Vigil is a deterministic rule engine that inspects AI agent tool calls before they execute. 22 rules across 8 threat categories: destructive shell commands, SSRF, path traversal, SQL injection, data exfiltration, prompt injection, encoded payloads, and credential exposure. It's not an LLM wrapper — we don't trust an LLM to guard another LLM. Pure pattern matching, zero dependencies, <2ms per check, works completely offline.
npm install vigil-agent-safety
import { checkAction } from 'vigil-agent-safety'; const result = checkAction({ agent: 'my-agent', tool: 'exec', params: { command: 'rm -rf /' }, }); // result.decision → "BLOCK" // result.reason → "Destructive command pattern" // result.latencyMs → 0.3
It plugs into MCP servers, LangChain tool chains, Express middleware, or anything else. MIT licensed, no API keys, no network calls, no telemetry.

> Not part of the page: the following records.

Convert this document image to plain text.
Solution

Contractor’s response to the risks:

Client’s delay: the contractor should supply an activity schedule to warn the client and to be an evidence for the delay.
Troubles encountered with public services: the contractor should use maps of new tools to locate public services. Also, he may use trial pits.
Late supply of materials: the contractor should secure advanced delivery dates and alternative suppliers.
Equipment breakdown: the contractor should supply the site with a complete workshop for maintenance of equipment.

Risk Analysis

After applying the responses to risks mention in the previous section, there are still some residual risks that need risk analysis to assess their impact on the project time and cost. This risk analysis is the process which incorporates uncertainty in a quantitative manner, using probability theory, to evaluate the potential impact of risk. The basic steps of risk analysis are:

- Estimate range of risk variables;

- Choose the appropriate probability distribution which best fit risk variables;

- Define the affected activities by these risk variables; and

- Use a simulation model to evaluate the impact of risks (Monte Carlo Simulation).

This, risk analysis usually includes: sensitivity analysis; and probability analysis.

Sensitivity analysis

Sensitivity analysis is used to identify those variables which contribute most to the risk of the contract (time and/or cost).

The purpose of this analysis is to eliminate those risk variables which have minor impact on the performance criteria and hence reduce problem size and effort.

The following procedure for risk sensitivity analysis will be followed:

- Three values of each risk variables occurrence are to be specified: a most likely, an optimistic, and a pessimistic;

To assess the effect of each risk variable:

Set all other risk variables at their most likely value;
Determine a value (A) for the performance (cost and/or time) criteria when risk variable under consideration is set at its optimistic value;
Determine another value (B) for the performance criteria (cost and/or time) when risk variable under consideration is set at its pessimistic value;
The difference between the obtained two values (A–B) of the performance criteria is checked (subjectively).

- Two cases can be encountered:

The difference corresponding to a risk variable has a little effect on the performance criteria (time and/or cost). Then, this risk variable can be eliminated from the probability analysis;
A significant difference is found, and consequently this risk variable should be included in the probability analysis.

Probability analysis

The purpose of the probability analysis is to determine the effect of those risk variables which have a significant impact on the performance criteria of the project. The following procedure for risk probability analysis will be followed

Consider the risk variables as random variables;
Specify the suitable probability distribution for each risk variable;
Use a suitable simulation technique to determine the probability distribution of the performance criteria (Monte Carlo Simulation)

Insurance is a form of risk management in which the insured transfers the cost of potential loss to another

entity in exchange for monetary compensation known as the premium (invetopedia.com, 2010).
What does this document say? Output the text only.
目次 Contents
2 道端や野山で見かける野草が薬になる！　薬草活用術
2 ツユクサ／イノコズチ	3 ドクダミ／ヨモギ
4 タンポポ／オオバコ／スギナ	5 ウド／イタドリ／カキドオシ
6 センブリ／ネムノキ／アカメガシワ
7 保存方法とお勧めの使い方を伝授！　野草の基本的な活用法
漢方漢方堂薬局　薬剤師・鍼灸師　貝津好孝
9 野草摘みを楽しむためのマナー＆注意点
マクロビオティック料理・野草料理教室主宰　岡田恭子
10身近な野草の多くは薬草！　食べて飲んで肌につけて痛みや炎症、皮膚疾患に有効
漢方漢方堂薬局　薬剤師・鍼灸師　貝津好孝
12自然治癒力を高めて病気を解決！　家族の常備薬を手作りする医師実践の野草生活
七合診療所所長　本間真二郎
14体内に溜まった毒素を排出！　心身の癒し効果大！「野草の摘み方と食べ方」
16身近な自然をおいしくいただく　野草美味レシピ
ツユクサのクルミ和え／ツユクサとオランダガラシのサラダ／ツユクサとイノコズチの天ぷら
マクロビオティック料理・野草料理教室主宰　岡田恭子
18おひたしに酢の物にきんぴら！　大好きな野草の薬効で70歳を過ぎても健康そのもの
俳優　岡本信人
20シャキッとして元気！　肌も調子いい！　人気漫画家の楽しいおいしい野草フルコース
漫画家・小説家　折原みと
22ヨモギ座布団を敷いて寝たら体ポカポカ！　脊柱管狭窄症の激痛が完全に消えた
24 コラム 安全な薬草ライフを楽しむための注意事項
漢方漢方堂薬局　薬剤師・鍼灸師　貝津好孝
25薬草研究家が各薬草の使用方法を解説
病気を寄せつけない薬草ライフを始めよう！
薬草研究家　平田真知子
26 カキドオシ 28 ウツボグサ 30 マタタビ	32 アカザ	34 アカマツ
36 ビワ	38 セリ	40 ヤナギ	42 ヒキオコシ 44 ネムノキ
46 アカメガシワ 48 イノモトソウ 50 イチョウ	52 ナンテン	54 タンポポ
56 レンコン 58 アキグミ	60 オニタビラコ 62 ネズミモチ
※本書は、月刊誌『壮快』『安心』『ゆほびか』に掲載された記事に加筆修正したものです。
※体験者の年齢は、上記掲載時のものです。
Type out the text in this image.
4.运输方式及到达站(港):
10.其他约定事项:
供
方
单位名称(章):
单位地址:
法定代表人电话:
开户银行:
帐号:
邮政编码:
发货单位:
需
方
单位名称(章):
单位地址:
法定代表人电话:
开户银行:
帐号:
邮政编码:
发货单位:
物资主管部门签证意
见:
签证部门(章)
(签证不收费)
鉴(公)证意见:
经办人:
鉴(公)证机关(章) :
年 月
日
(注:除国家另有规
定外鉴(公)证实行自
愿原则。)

This is v0.1 — probably too aggressive for some use cases. Next up is a YAML policy engine (v0.2) and an MCP proxy. We'd love feedback on the rule set, false positive experiences, and threat categories we're missing.
HexitLabs•2h ago
Some context on why we built this: you might have seen the post earlier this week about someone building a file recovery tool after Claude Code rm -rf'd their Obsidian vault through a symlink. We had similar near-misses running our own agent swarm, agents curling cloud metadata endpoints, attempting path traversal, executing destructive commands during "cleanup" steps. We kept adding one-off guards and eventually realized this should be a proper library.
The main design choice was making it deterministic rather than using an LLM to review tool calls. An LLM guarding another LLM felt like asking the fox to guard the henhouse. Pattern matching is boring, but it's fast, predictable, and works offline.
Happy to hear about false positives, missing threat categories, or use cases where the rule set is too aggressive. That's the main thing we want to calibrate for v0.2.